All Holyfield's training the past several weeks has been directed toward using his hand speed and increasing his movement. "That's where my power comes from," he says, "speed and movement. I have to use those things until he's hurt. Then move in."

One of the motivating factors for the champion, according to the Bowe camp, is Riddick doesn't feel he has been given his due by Holyfield, a view the challenger disputes. "I never criticized his performance. I've talked about the things I didn't do, the mistakes I made. I didn't disrespect him," he says.

Regardless, Evander continued, "I'm not concerned about how Bowe has looked in training, how much weight he's lost or how he plans to fight. I'm not preparing for anything but a guy who will be as good as he was the first time, if he's not better.

"To me, it'll be the same fight whether he weighs 235, 250, 270 or 290. I'm in great shape [which goes without saying] and in good spirits. To give you some idea, I want it [the title] so bad, I'm boxing again. I wouldn't be if regaining the championship wasn't goal."

Just wanting it doesn't always get the job done, however, so Holyfield is doing a little more than simply hope to aid his cause: "I've gone back and looked at what I did before. Yes, he beat me, but not at my best."
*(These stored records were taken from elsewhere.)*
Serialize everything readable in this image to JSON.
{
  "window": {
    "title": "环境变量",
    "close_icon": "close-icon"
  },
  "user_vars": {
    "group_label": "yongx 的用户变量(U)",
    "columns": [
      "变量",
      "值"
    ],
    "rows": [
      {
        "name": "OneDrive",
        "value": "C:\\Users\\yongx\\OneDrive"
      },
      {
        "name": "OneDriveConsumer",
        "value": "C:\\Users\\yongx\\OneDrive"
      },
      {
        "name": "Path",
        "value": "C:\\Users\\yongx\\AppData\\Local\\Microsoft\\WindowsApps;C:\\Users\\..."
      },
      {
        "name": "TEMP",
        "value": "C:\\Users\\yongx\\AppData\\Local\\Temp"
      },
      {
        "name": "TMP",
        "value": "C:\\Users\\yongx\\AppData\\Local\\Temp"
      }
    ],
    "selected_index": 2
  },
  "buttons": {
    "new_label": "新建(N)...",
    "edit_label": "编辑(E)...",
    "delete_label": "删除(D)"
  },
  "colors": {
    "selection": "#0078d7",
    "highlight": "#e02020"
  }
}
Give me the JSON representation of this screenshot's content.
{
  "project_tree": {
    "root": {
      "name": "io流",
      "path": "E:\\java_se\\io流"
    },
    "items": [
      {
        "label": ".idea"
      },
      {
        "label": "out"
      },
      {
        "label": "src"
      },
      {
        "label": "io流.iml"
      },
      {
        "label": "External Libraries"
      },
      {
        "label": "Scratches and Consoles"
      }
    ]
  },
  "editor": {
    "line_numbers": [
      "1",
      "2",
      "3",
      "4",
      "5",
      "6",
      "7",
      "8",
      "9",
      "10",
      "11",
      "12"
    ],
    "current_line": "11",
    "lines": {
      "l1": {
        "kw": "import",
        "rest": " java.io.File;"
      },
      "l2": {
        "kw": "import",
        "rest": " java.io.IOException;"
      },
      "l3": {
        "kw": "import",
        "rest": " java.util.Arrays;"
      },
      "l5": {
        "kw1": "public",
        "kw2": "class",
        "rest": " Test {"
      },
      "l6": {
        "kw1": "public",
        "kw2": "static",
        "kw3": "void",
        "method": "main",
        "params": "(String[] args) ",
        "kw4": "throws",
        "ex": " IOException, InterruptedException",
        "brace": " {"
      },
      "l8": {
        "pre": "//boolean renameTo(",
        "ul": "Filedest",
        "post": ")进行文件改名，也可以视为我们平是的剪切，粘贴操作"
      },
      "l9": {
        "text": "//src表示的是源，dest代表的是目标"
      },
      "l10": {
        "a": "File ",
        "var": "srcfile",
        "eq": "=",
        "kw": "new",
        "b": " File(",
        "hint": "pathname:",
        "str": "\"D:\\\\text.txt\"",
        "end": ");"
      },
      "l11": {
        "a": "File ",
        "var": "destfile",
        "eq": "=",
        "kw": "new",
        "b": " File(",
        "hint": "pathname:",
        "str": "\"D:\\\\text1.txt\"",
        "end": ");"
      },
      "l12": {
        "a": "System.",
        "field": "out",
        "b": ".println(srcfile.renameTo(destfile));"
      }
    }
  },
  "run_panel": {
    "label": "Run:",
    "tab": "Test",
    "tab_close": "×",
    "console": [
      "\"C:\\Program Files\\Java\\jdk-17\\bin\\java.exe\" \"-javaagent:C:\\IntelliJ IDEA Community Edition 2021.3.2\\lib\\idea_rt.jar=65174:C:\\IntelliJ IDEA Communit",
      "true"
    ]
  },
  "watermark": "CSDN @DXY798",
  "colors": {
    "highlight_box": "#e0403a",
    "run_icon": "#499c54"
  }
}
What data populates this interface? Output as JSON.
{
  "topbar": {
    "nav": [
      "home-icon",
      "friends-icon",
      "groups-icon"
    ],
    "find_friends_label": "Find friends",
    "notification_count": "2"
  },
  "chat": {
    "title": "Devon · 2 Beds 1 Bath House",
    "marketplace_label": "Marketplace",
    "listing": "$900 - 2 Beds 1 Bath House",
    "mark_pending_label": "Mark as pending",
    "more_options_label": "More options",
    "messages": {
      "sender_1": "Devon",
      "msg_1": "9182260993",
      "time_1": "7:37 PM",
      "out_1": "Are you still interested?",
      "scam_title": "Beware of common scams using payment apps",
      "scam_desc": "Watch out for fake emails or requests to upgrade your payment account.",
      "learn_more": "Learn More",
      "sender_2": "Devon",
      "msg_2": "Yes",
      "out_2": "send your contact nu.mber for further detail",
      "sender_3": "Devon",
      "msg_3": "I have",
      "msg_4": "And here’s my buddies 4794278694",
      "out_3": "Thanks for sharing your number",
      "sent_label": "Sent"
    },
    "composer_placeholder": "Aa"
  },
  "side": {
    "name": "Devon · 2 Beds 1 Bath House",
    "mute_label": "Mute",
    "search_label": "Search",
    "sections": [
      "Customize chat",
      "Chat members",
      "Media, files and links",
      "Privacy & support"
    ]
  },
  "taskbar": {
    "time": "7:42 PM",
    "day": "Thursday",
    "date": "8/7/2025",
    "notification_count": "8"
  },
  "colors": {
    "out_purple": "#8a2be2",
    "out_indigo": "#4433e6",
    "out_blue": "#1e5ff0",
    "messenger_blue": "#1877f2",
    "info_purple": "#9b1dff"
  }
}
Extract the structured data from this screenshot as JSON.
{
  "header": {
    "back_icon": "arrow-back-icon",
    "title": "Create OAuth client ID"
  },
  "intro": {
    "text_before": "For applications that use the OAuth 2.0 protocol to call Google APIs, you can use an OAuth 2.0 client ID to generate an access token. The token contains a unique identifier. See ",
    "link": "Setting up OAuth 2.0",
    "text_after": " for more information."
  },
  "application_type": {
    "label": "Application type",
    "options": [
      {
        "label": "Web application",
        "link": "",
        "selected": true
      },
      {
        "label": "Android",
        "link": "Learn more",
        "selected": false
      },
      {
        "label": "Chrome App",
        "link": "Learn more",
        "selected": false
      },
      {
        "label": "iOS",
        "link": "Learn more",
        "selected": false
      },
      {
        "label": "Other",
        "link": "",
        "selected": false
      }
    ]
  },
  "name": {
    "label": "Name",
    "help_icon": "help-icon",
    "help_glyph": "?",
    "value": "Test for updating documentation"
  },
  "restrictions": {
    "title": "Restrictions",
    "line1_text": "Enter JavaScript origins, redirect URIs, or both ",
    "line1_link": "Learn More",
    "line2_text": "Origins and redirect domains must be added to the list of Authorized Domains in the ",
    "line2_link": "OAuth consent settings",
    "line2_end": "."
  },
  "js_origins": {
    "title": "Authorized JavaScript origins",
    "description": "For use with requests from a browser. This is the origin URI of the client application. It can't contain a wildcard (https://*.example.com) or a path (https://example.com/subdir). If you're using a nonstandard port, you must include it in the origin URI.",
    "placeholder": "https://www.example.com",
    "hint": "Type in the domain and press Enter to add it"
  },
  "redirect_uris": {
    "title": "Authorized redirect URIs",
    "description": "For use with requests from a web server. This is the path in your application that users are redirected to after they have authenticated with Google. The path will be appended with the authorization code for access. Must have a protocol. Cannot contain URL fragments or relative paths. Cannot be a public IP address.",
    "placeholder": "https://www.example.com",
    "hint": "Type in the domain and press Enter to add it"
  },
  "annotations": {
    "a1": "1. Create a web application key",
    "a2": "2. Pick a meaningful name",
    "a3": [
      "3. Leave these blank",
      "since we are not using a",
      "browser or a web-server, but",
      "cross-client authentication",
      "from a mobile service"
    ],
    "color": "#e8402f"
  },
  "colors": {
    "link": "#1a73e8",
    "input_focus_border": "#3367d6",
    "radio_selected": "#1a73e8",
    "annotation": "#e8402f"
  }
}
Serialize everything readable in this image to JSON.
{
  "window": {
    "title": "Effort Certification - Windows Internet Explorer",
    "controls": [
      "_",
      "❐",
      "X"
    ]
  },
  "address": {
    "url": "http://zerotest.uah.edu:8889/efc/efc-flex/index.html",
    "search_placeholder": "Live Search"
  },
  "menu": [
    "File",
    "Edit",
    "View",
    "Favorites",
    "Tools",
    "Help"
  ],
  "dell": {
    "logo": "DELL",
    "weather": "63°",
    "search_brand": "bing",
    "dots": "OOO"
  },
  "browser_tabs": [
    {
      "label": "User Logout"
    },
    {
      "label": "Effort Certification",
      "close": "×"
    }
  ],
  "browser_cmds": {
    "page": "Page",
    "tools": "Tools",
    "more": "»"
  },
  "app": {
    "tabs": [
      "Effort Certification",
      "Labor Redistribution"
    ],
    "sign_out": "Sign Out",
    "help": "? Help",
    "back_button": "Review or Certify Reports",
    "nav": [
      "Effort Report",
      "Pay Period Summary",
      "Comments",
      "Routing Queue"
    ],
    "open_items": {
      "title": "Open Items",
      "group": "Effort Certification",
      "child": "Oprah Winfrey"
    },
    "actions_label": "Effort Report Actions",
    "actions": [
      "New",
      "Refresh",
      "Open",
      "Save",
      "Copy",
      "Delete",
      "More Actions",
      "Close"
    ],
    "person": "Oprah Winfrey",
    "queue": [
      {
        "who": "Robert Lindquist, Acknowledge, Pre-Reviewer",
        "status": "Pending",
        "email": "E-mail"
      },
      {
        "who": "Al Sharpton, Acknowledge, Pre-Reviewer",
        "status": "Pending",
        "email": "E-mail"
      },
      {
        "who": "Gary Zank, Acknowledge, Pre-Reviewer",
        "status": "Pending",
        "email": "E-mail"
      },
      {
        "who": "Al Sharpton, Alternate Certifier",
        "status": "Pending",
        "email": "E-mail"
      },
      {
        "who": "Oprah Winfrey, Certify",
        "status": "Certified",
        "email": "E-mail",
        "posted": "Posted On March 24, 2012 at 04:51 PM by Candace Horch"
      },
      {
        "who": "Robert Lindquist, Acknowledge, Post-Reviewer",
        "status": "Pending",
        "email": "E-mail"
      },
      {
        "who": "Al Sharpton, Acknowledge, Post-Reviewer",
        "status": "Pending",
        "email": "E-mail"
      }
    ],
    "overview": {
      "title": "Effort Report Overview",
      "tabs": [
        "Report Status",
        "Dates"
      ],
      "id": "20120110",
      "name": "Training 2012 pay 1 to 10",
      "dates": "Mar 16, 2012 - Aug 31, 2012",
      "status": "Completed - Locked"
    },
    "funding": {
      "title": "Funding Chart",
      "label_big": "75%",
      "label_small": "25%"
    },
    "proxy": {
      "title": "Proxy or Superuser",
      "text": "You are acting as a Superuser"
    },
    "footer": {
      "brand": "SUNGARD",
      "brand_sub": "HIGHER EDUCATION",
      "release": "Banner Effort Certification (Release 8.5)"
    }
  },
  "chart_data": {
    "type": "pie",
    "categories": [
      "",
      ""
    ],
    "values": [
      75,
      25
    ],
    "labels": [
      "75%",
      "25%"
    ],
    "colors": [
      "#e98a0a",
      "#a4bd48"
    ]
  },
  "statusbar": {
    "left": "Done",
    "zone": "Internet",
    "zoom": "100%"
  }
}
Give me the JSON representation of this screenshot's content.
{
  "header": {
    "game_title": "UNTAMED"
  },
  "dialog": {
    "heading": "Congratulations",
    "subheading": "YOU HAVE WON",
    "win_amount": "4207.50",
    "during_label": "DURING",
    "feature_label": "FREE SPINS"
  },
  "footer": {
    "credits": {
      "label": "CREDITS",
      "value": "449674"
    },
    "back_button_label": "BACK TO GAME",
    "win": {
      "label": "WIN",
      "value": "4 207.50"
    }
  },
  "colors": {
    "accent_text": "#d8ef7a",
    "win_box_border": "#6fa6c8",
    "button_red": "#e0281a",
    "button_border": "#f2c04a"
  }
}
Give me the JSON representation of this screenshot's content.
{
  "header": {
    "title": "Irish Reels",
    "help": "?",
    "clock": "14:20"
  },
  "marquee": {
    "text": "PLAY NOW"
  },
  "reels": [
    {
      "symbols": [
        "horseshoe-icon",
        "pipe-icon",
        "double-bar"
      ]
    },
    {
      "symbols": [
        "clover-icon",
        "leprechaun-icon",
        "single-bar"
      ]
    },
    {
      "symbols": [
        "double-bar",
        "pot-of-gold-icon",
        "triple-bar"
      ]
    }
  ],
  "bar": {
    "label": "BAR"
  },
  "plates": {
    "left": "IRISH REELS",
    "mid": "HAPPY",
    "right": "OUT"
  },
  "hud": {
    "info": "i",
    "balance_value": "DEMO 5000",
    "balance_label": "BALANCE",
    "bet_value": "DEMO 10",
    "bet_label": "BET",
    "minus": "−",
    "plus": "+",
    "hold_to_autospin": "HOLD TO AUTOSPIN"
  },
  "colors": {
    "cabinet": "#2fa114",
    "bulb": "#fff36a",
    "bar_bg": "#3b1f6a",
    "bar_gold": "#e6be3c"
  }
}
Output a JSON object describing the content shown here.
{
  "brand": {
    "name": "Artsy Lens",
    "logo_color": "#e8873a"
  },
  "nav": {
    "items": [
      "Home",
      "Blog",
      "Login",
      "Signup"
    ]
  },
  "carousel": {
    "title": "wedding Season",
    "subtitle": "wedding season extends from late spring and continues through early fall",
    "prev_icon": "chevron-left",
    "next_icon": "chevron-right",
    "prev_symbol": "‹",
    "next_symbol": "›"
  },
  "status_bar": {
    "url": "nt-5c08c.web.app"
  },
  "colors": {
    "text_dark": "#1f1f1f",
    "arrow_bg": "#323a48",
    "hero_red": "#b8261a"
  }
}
Holyfield says he'll be at his best this time. "A smaller guy always has to use his skills to his best advantage. I have hand speed, foot speed and fire power. I'll have to use them as well as I can," he said.

"I've never seen Evander so confident," confides Emanuel Steward, who has moved in as head trainer after strategist George Benton was let go. "I've known him since he started out as a kid in the amateurs, and I'm convinced no big guy is going to outbox him. I think there's a possibility he'll stop Bowe in about the 11th round."

And another newspaper clipping is tacked up on the bulletin board in the Bowe camp.